Tag: Buck Rogers

  • ‘She-Hulk’ and ‘Marvel Zombies’ Writer Zeb Wells Set to Write Legendary’s ‘Buck Rogers’ Film

    Marvel multimedia scribe Zeb Wells has been tasked with reviving one of the most significant figures to emerge from the pulp era. According to OG super scooper Umberto Gonzalez, Wells–who has worked for Marvel’s film, television and publishing studios–has landed the gig as the writer for Legendary’s Buck Rogers film.

    Gonzalez’s report states that Wells will be adapting author Philip Francis Nowlan‘s novella, Armageddon 2419 A.D. for the feature film. The original story, published in 1928, featured Rogers being exposed to a gas, going into suspended animation and waking up in a dystopian future to fight invaders with advanced technology like ray guns and flying belts. Nowlan’s action-adventure style was common to the pulp era and the character, originally named Anthony Rogers, inspired the creation of countless characters and stories including Flash Gordon, Adam Strange and Star Wars.

    While the character gained his greatest mainstream fame through the hugely popular newspaper comic strip (where he was renamed “Buck Rogers”), radio serials, movie serials, and TV series including Buck Rogers in the 25th Century, which ran from 1979-198.

    A Buck Rogers project has been in development at Legendary since they acquired the rights to the character in 2020.

    The Thrill Machine: A Look Back at the Pulp Era 💥

    The Pulp Era was a golden age of popular fiction, spanning roughly from the 1890s through the 1950s. It was a time when fantastic, action-packed stories—from hard-boiled detective tales and jungle adventures to the earliest forms of modern science fiction—burst onto newsstands and defined much of 20th-century pop culture.

    What Defined the “Pulp”?

    The term “pulp” comes directly from the cheap, rough wood pulp paper on which these magazines were printed. This inexpensive material allowed publishers to print vast quantities of fiction magazines at low cost, selling them for just 10 or 25 cents.

    These magazines were easily identifiable by several key characteristics:

    • Low Cost: Their affordability made them the primary mass-market entertainment before television and comic books took over.
    • Distinctive Covers: They featured vibrant, lurid, and often sensationalistic painted covers designed to grab a reader’s attention and hint at the wild action inside.
    • Genre Focus: Unlike literary magazines, pulps were unapologetically dedicated to specific genres, giving rise to specialized titles.

    A Multiverse of Genres and Heroes

    The Pulp Era didn’t just entertain; it served as the essential proving ground for nearly every genre and archetype that would later define comic books, movies, and television.

    Science fiction titles such as Amazing Stories–in which Rogers debuted–adventure titles such as Doc Savage Magazine and detective titles such as Black Mask broke ground for the eventual rise of comic books.

    The Birth of the “Superhero”

    Crucially, the pulps invented the concept of the “Super-Hero” long before Superman.

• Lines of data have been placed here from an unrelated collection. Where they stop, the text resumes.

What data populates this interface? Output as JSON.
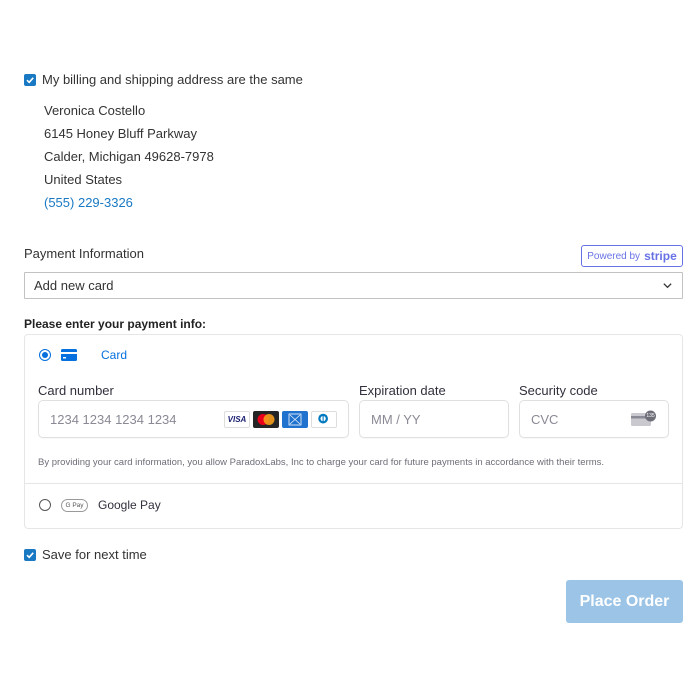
{
  "billing": {
    "same_address_label": "My billing and shipping address are the same",
    "same_address_checked": true,
    "address": {
      "name": "Veronica Costello",
      "street": "6145 Honey Bluff Parkway",
      "city_line": "Calder, Michigan 49628-7978",
      "country": "United States",
      "phone": "(555) 229-3326"
    }
  },
  "payment": {
    "title": "Payment Information",
    "stripe_badge": {
      "prefix": "Powered by",
      "brand": "stripe"
    },
    "card_select": {
      "value": "Add new card"
    },
    "enter_title": "Please enter your payment info:",
    "methods": {
      "card": {
        "label": "Card",
        "selected": true
      },
      "google_pay": {
        "label": "Google Pay",
        "logo_text": "G Pay",
        "selected": false
      }
    },
    "fields": {
      "card_number": {
        "label": "Card number",
        "placeholder": "1234 1234 1234 1234"
      },
      "expiration": {
        "label": "Expiration date",
        "placeholder": "MM / YY"
      },
      "cvc": {
        "label": "Security code",
        "placeholder": "CVC",
        "icon_text": "135"
      }
    },
    "card_brands": [
      "visa",
      "mastercard",
      "amex",
      "diners"
    ],
    "brand_text": {
      "visa": "VISA"
    },
    "terms": "By providing your card information, you allow ParadoxLabs, Inc to charge your card for future payments in accordance with their terms."
  },
  "save": {
    "label": "Save for next time",
    "checked": true
  },
  "actions": {
    "place_order": "Place Order"
  },
  "colors": {
    "accent": "#1979c3",
    "stripe": "#6772e5",
    "stripe_blue": "#0570de",
    "button": "#9bc4e7"
  }
}
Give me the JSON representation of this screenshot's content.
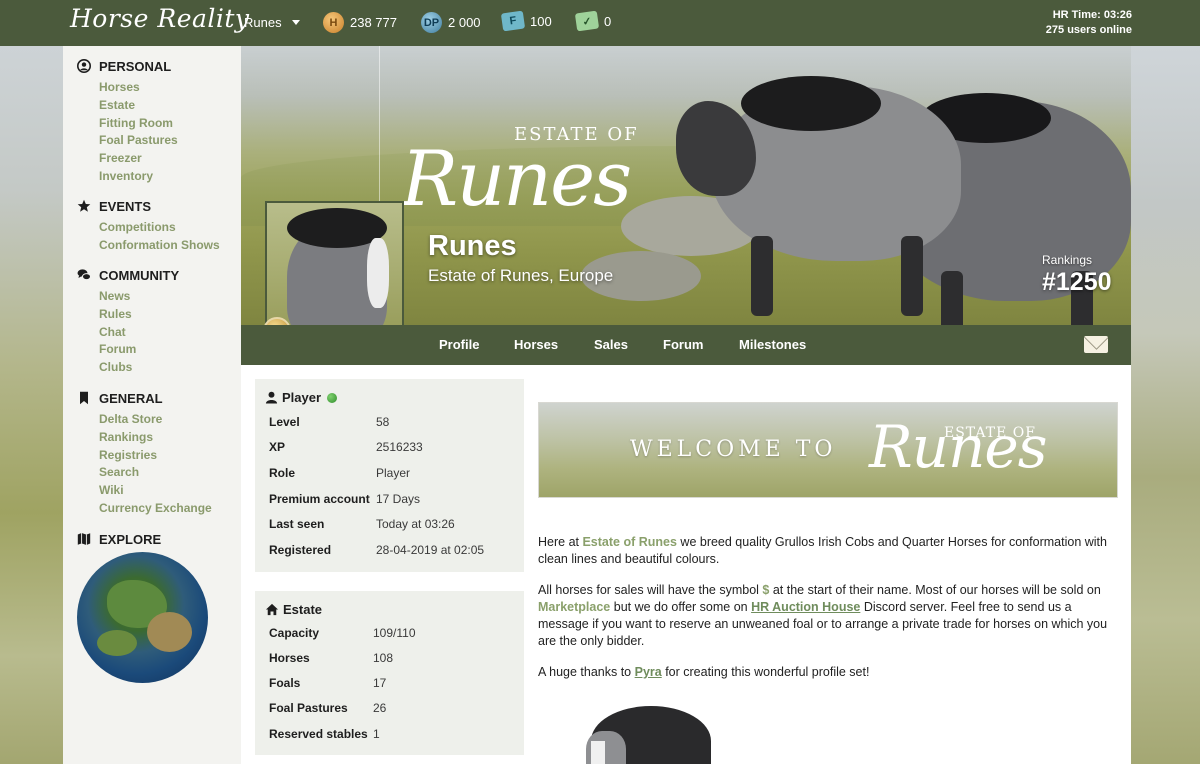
{
  "topbar": {
    "logo": "Horse Reality",
    "account": "Runes",
    "currencies": [
      {
        "icon": "coin-icon",
        "value": "238 777"
      },
      {
        "icon": "dp-icon",
        "value": "2 000"
      },
      {
        "icon": "ticket-icon",
        "value": "100"
      },
      {
        "icon": "green-ticket-icon",
        "value": "0"
      }
    ],
    "hr_time": "HR Time: 03:26",
    "users_online": "275 users online"
  },
  "sidebar": {
    "sections": [
      {
        "title": "PERSONAL",
        "icon": "person-icon",
        "items": [
          "Horses",
          "Estate",
          "Fitting Room",
          "Foal Pastures",
          "Freezer",
          "Inventory"
        ]
      },
      {
        "title": "EVENTS",
        "icon": "star-icon",
        "items": [
          "Competitions",
          "Conformation Shows"
        ]
      },
      {
        "title": "COMMUNITY",
        "icon": "chat-icon",
        "items": [
          "News",
          "Rules",
          "Chat",
          "Forum",
          "Clubs"
        ]
      },
      {
        "title": "GENERAL",
        "icon": "bookmark-icon",
        "items": [
          "Delta Store",
          "Rankings",
          "Registries",
          "Search",
          "Wiki",
          "Currency Exchange"
        ]
      },
      {
        "title": "EXPLORE",
        "icon": "map-icon",
        "items": []
      }
    ]
  },
  "banner": {
    "estate_of": "ESTATE OF",
    "script_title": "Runes",
    "player_name": "Runes",
    "player_sub": "Estate of Runes, Europe",
    "rankings_label": "Rankings",
    "rankings_value": "#1250"
  },
  "tabs": [
    "Profile",
    "Horses",
    "Sales",
    "Forum",
    "Milestones"
  ],
  "player_panel": {
    "title": "Player",
    "rows": [
      {
        "label": "Level",
        "value": "58"
      },
      {
        "label": "XP",
        "value": "2516233"
      },
      {
        "label": "Role",
        "value": "Player"
      },
      {
        "label": "Premium account",
        "value": "17 Days"
      },
      {
        "label": "Last seen",
        "value": "Today at 03:26"
      },
      {
        "label": "Registered",
        "value": "28-04-2019 at 02:05"
      }
    ]
  },
  "estate_panel": {
    "title": "Estate",
    "rows": [
      {
        "label": "Capacity",
        "value": "109/110"
      },
      {
        "label": "Horses",
        "value": "108"
      },
      {
        "label": "Foals",
        "value": "17"
      },
      {
        "label": "Foal Pastures",
        "value": "26"
      },
      {
        "label": "Reserved stables",
        "value": "1"
      }
    ]
  },
  "welcome": {
    "welcome_to": "WELCOME TO",
    "estate_of": "ESTATE OF",
    "script": "Runes"
  },
  "content": {
    "p1_pre": "Here at ",
    "p1_hl": "Estate of Runes",
    "p1_post": " we breed quality Grullos Irish Cobs and Quarter Horses for conformation with clean lines and beautiful colours.",
    "p2_a": "All horses for sales will have the symbol ",
    "p2_symbol": "$",
    "p2_b": " at the start of their name. Most of our horses will be sold on ",
    "p2_marketplace": "Marketplace",
    "p2_c": " but we do offer some on ",
    "p2_auction": "HR Auction House",
    "p2_d": " Discord server. Feel free to send us a message if you want to reserve an unweaned foal or to arrange a private trade for horses on which you are the only bidder.",
    "p3_a": "A huge thanks to ",
    "p3_link": "Pyra",
    "p3_b": " for creating this wonderful profile set!"
  },
  "colors": {
    "nav": "#4b5a3c",
    "sidebar_link": "#8a9a6c",
    "panel_bg": "#eef0eb"
  }
}
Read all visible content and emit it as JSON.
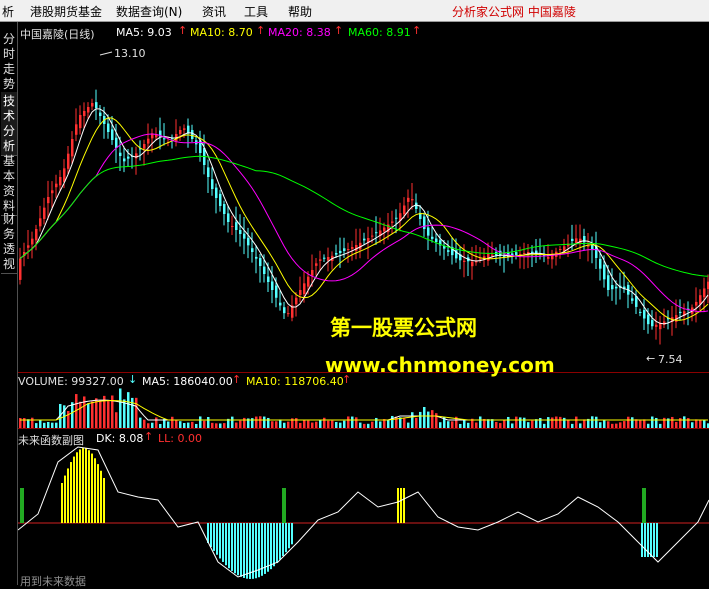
{
  "menu": {
    "items": [
      "析",
      "港股期货基金",
      "数据查询(N)",
      "资讯",
      "工具",
      "帮助"
    ],
    "brand": "分析家公式网  中国嘉陵"
  },
  "side_tabs": [
    {
      "label": "分时走势"
    },
    {
      "label": "技术分析"
    },
    {
      "label": "基本资料"
    },
    {
      "label": "财务透视"
    }
  ],
  "main_panel": {
    "title": "中国嘉陵(日线)",
    "ma5": "MA5: 9.03",
    "ma10": "MA10: 8.70",
    "ma20": "MA20: 8.38",
    "ma60": "MA60: 8.91",
    "high_label": "13.10",
    "low_label": "7.54"
  },
  "volume_panel": {
    "volume": "VOLUME: 99327.00",
    "ma5": "MA5: 186040.00",
    "ma10": "MA10: 118706.40"
  },
  "indicator_panel": {
    "name": "未来函数副图",
    "dk": "DK: 8.08",
    "ll": "LL: 0.00"
  },
  "watermark": {
    "line1": "第一股票公式网",
    "line2": "www.chnmoney.com"
  },
  "bottom_text": "用到未来数据",
  "colors": {
    "up_candle": "#ff3030",
    "down_candle": "#54ffff",
    "ma5": "#ffffff",
    "ma10": "#ffff00",
    "ma20": "#ff00ff",
    "ma60": "#00ff00",
    "watermark": "#ffff00",
    "border": "#8b0000"
  }
}
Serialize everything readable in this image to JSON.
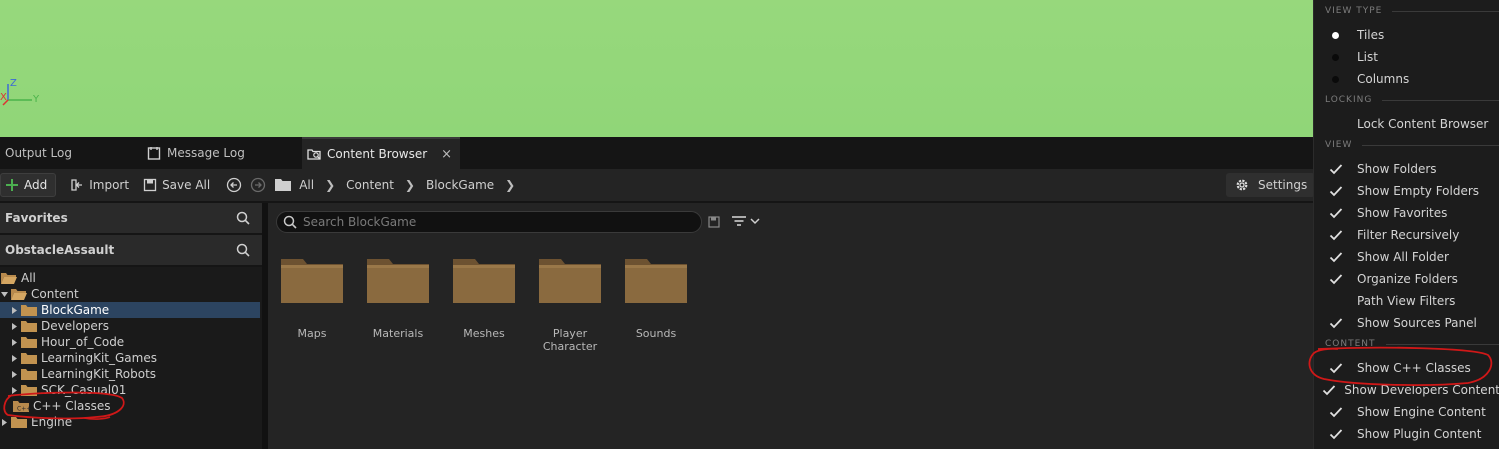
{
  "viewport": {
    "axis_labels": {
      "z": "Z",
      "x": "X",
      "y": "Y"
    }
  },
  "tabs": [
    {
      "label": "Output Log"
    },
    {
      "label": "Message Log"
    },
    {
      "label": "Content Browser",
      "close": "×"
    }
  ],
  "toolbar": {
    "add_label": "Add",
    "import_label": "Import",
    "save_all_label": "Save All",
    "breadcrumb": [
      "All",
      "Content",
      "BlockGame"
    ],
    "settings_label": "Settings"
  },
  "left_panel": {
    "favorites_label": "Favorites",
    "project_label": "ObstacleAssault",
    "tree": [
      {
        "label": "All"
      },
      {
        "label": "Content"
      },
      {
        "label": "BlockGame"
      },
      {
        "label": "Developers"
      },
      {
        "label": "Hour_of_Code"
      },
      {
        "label": "LearningKit_Games"
      },
      {
        "label": "LearningKit_Robots"
      },
      {
        "label": "SCK_Casual01"
      },
      {
        "label": "C++ Classes"
      },
      {
        "label": "Engine"
      }
    ]
  },
  "content": {
    "search_placeholder": "Search BlockGame",
    "folders": [
      {
        "label": "Maps"
      },
      {
        "label": "Materials"
      },
      {
        "label": "Meshes"
      },
      {
        "label": "Player Character"
      },
      {
        "label": "Sounds"
      }
    ]
  },
  "settings_menu": {
    "sections": {
      "view_type": "VIEW TYPE",
      "locking": "LOCKING",
      "view": "VIEW",
      "content": "CONTENT"
    },
    "view_type_items": [
      {
        "label": "Tiles",
        "selected": true
      },
      {
        "label": "List",
        "selected": false
      },
      {
        "label": "Columns",
        "selected": false
      }
    ],
    "locking_items": [
      {
        "label": "Lock Content Browser"
      }
    ],
    "view_items": [
      {
        "label": "Show Folders",
        "checked": true
      },
      {
        "label": "Show Empty Folders",
        "checked": true
      },
      {
        "label": "Show Favorites",
        "checked": true
      },
      {
        "label": "Filter Recursively",
        "checked": true
      },
      {
        "label": "Show All Folder",
        "checked": true
      },
      {
        "label": "Organize Folders",
        "checked": true
      },
      {
        "label": "Path View Filters",
        "checked": false
      },
      {
        "label": "Show Sources Panel",
        "checked": true
      }
    ],
    "content_items": [
      {
        "label": "Show C++ Classes",
        "checked": true
      },
      {
        "label": "Show Developers Content",
        "checked": true
      },
      {
        "label": "Show Engine Content",
        "checked": true
      },
      {
        "label": "Show Plugin Content",
        "checked": true
      }
    ]
  },
  "colors": {
    "viewport_green": "#93d77a",
    "folder_brown": "#8a6a3f",
    "selection_blue": "#2c4460",
    "annotation_red": "#d01818"
  }
}
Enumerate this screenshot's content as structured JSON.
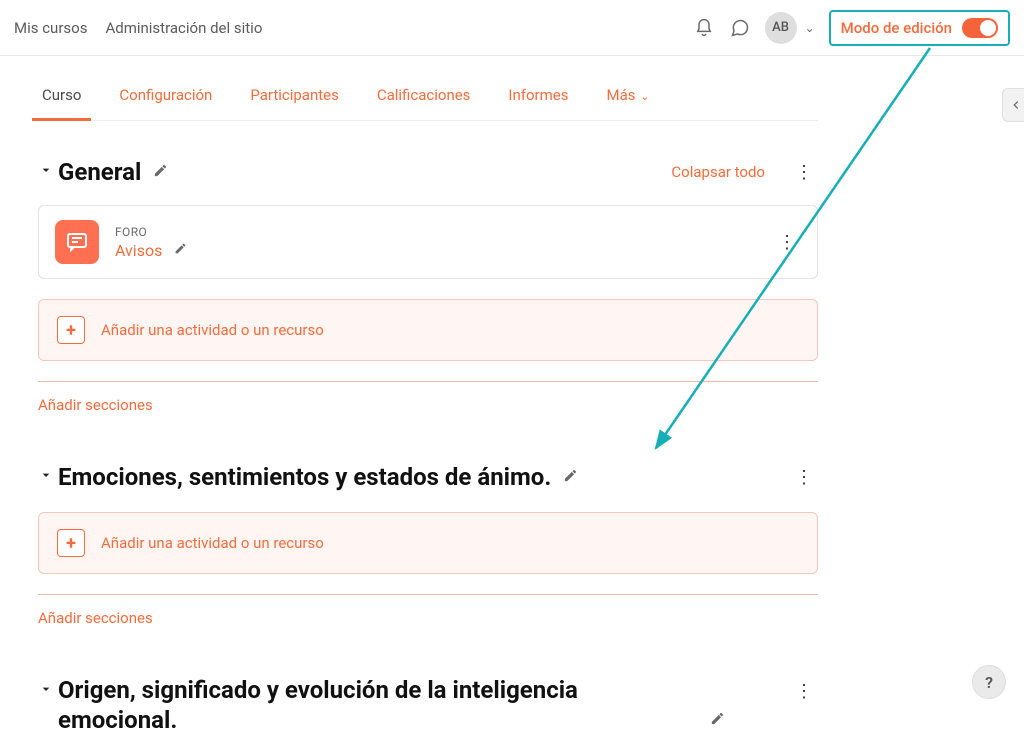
{
  "topbar": {
    "my_courses": "Mis cursos",
    "site_admin": "Administración del sitio",
    "user_initials": "AB",
    "edit_mode_label": "Modo de edición"
  },
  "tabs": {
    "course": "Curso",
    "settings": "Configuración",
    "participants": "Participantes",
    "grades": "Calificaciones",
    "reports": "Informes",
    "more": "Más"
  },
  "collapse_all": "Colapsar todo",
  "add_activity_label": "Añadir una actividad o un recurso",
  "add_sections_label": "Añadir secciones",
  "sections": [
    {
      "title": "General",
      "activities": [
        {
          "type": "FORO",
          "name": "Avisos"
        }
      ]
    },
    {
      "title": "Emociones, sentimientos y estados de ánimo."
    },
    {
      "title": "Origen, significado y evolución de la inteligencia emocional."
    }
  ],
  "help_label": "?"
}
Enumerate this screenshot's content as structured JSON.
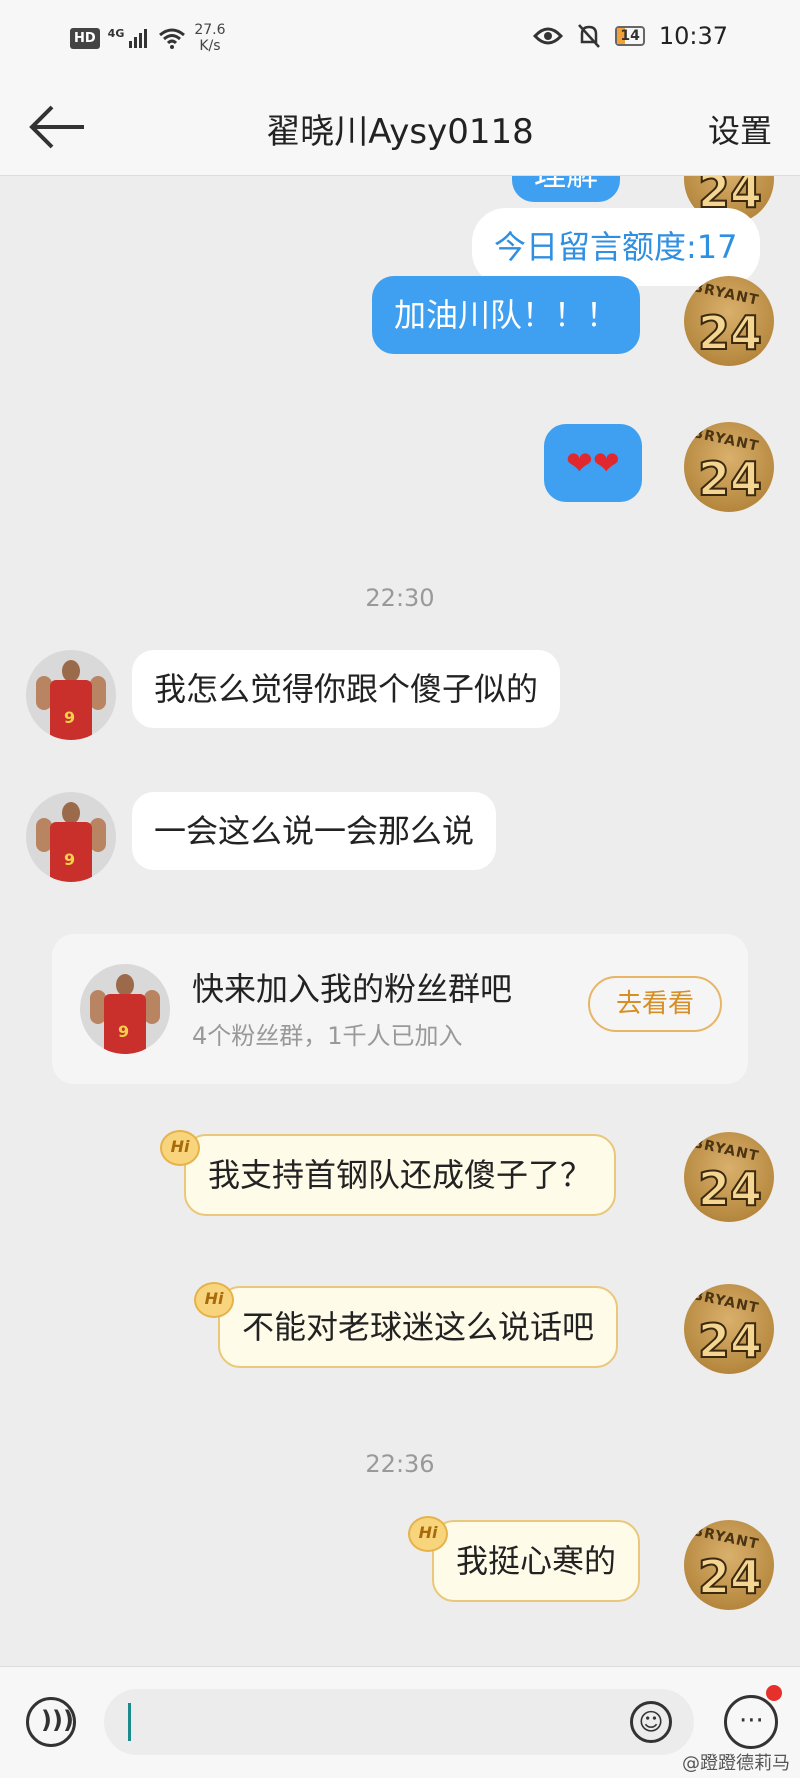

Characters like The Shadow (who had a secret identity, a hidden headquarters, specialized gadgets, and fought a constant war on crime) and Doc Savage (a polymath adventurer with near-superhuman skills and strength) established the fundamental tropes that would later be directly adopted by comic book creators. Many early Golden Age comic book writers and artists were, in fact, veterans of the pulp industry.